Tomorrow’s session will begin at 9:30 a.m. in London with evidence from union officials. At 10 a.m., Read will be joined by Frank D’Amelio, the company’s chief financial officer, and Jonathan Emms, its U.K. managing director. Their testimony is scheduled to end at 11:15 a.m., when Soriot, flanked by Mene Pangalos, AstraZeneca’s executive vice president, and Ian Brimicombe, vice president in charge of corporate finance, will make the case against the takeover.
“The main issue is to understand what Pfizer’s commitments to the U.K. are and how binding they are,” Julian Huppert, a lawmaker who represents Cambridge, said in an interview. “The deal is driven by their desire to avoid paying tax in the U.S.”
The British government’s “patent box” allows companies to pay reduced tax on products spun out of research done in the U.K. For Huppert, it makes Pfizer’s attachment to Britain shaky.
Pfizer is also facing political pressure in the U.S., where the New York-based company has said it plans to keep its operating headquarters even as it moves its legal address to the U.K. for a lower tax rate.
In the videos at the weekend, Read sought to shift the emphasis away from tax and onto the business case for the takeover, which AstraZeneca’s board has rejected.
“We liked where their science is being done, which is in the U.K. We liked the complementary nature of the portfolio,” he said. The approach was, he said, “a win-win for society, a win-win for shareholders, and a win-win for stakeholders.”
British parliamentary committees, originally introduced to scrutinize the work of government, have become increasingly willing to intervene in matters of more general interest.
In 2012, the Treasury Committee summoned Diamond, then CEO of Barclays Plc, to explain the Libor-rigging scandal.
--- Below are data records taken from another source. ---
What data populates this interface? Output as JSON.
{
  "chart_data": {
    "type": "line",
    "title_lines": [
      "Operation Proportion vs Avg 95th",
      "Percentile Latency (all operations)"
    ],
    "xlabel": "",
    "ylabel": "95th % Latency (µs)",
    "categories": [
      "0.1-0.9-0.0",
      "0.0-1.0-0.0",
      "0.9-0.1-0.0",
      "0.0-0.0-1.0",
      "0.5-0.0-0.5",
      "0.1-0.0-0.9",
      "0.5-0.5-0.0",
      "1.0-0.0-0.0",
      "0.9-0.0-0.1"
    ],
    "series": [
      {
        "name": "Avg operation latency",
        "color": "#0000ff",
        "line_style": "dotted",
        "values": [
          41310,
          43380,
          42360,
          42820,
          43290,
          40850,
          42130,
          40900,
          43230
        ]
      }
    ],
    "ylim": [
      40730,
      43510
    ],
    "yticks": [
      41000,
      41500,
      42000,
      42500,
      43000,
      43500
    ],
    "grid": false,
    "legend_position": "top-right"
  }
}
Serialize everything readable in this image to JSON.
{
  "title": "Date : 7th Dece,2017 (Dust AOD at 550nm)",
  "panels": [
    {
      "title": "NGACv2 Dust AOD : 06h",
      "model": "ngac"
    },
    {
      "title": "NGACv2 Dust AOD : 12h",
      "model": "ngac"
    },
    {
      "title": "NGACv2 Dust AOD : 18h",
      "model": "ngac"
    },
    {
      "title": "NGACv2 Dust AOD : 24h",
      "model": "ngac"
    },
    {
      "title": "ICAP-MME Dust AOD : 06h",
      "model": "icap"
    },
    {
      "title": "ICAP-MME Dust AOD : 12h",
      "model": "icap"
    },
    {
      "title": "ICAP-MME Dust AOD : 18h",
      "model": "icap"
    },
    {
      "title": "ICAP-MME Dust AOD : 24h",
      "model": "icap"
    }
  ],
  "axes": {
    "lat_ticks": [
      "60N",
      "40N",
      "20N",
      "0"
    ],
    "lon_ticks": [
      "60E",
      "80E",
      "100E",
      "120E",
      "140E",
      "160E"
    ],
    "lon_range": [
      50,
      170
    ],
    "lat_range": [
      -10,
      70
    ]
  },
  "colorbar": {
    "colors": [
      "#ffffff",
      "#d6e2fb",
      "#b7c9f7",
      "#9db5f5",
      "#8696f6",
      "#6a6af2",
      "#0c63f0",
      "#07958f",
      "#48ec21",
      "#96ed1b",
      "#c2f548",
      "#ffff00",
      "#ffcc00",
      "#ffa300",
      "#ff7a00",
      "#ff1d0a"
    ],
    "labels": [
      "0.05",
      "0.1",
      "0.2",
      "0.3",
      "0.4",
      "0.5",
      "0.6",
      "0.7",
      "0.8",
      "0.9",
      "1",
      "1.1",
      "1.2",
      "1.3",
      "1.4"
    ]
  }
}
He resigned before he got there, despite investor support, after politicians on all sides made him a target.
Murdoch, chairman of News Corp., made it through three hours of testimony to parliament’s culture committee on the phone-hacking scandal in 2011. He emerged unscathed barring a foam-pie assault by a member of the public after telling members that his appearance was “the most humble day of my life.” His son James wasn’t so lucky, with his account of events disputed by two former executives.
The first sign of whether the U.K. government’s view on Pfizer and AstraZeneca has shifted as a result of the testimony will come at 1 p.m. tomorrow, when Business Secretary Vince Cable responds.
Cable has been examining how Pfizer’s proposed takeover could be blocked on public-interest grounds, including the possibility of referring the case to the European Commission or proposing a change to the Enterprise Act that would widen the public-interest test for takeovers, a person familiar with discussions in government said on May 9.
“I will do whatever is right for Britain, I will always stand up for British jobs, British interests, British science, British R&D,” Cameron said when asked on BBC TV yesterday about toughening up the law on takeovers. “But when we think of that, it is important to make the point that Britain benefits massively by being an economy that’s open to overseas investment.”